Na noite de 22 de março, os russos atacaram Dobropillia novamente com drones. Dessa vez, não houve vítimas. Vários homens fazem a limpeza perto de um prédio residencial danificado. Um deles relata como vivenciou o ataque dos drones. “As janelas voaram fora, o telhado explodiu. A porta do meu carro foi danificada”, diz Denys, que usava o veículo para levar ajuda humanitária aos moradores de vilarejos próximos à linha de frente e também para retirar as pessoas de lá.

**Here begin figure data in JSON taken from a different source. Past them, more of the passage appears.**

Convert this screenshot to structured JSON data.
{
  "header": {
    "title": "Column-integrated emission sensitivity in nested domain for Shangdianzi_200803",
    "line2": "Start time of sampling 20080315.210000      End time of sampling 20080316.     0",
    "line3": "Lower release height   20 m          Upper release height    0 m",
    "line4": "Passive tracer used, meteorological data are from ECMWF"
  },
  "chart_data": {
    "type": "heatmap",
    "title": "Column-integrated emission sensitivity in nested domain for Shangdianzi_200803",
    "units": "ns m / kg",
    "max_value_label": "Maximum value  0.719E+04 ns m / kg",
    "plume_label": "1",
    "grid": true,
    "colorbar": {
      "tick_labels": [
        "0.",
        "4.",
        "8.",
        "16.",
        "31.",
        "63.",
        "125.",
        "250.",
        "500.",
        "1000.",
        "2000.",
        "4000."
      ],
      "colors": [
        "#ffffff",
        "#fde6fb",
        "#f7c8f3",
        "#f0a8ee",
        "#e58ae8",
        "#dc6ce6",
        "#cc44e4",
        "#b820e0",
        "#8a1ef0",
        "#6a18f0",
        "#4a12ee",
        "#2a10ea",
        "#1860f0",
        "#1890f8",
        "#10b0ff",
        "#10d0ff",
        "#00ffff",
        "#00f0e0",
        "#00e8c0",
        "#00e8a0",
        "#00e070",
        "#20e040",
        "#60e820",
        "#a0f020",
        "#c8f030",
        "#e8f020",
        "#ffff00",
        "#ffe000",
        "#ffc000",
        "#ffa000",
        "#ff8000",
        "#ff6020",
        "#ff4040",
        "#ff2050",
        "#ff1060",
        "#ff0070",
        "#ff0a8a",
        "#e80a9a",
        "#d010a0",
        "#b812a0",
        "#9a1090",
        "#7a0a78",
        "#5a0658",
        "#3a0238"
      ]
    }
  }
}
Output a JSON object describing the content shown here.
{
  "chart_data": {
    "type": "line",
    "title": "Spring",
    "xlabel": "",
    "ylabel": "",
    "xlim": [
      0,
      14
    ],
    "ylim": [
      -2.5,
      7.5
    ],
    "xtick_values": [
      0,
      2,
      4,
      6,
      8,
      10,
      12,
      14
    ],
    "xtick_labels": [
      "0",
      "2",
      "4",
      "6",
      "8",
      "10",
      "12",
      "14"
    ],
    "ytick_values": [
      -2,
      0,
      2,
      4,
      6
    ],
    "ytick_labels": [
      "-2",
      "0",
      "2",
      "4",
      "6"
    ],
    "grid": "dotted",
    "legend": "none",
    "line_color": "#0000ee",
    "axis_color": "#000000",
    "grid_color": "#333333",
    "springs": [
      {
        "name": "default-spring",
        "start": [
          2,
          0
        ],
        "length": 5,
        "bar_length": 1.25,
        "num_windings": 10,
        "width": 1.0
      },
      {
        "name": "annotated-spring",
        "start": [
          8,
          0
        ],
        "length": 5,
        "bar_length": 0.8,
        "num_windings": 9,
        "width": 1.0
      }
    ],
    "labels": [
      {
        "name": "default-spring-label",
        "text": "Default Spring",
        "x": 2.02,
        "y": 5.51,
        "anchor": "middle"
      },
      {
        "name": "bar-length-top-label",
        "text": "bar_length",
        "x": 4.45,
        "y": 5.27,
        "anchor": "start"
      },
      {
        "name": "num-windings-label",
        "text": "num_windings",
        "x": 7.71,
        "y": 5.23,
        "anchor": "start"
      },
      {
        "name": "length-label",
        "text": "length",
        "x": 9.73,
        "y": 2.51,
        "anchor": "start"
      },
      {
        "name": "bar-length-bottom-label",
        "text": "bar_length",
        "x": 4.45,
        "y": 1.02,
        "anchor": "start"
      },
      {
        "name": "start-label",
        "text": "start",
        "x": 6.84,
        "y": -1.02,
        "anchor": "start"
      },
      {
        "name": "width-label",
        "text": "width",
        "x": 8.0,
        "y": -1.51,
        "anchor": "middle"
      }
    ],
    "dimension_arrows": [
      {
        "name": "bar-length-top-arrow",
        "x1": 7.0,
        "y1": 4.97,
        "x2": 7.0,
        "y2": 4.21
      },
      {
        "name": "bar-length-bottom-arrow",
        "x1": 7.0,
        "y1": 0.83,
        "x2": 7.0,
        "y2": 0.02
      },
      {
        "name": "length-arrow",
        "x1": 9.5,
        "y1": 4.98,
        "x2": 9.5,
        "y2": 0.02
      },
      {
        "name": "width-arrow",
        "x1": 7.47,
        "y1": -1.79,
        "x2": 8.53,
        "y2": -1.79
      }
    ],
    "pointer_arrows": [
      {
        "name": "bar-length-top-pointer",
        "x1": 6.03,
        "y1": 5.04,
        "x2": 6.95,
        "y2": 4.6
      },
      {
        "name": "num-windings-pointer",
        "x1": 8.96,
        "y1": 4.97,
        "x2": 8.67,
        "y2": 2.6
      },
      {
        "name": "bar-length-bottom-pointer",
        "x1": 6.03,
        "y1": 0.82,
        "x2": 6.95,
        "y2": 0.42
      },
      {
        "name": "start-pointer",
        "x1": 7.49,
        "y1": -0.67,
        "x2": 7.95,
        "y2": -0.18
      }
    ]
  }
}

Seu irmão Oleksandr é aposentado. Ele trabalhou na mineração por muitos anos e acredita que os presidentes Donald Trump e Volodimir Zelenski poderiam chegar a um acordo sobre negociações de paz. “Mas ninguém vai concordar com Putin, é impossível. Ontem, meus três netos estavam sentados no porão da minha casa enquanto drones Shahed sobrevoavam o local. As crianças estão assustadas, e não temos para onde ir”, diz o homem. Ele gostaria de ver o fim de tudo isso, mas enfatiza: “Muitos morreram lutando pelo nosso Donbass. Não podemos simplesmente desistir dele”.

Os homens concluem o trabalho – as janelas agora estão cobertas com placas de madeira. Uma cratera de impacto permanece na frente do prédio, de onde um drone russo foi recuperado. Seu motor foi entregue aos militares ucranianos. “Ele voltará para os russos”, diz Oleksandr com um sorriso.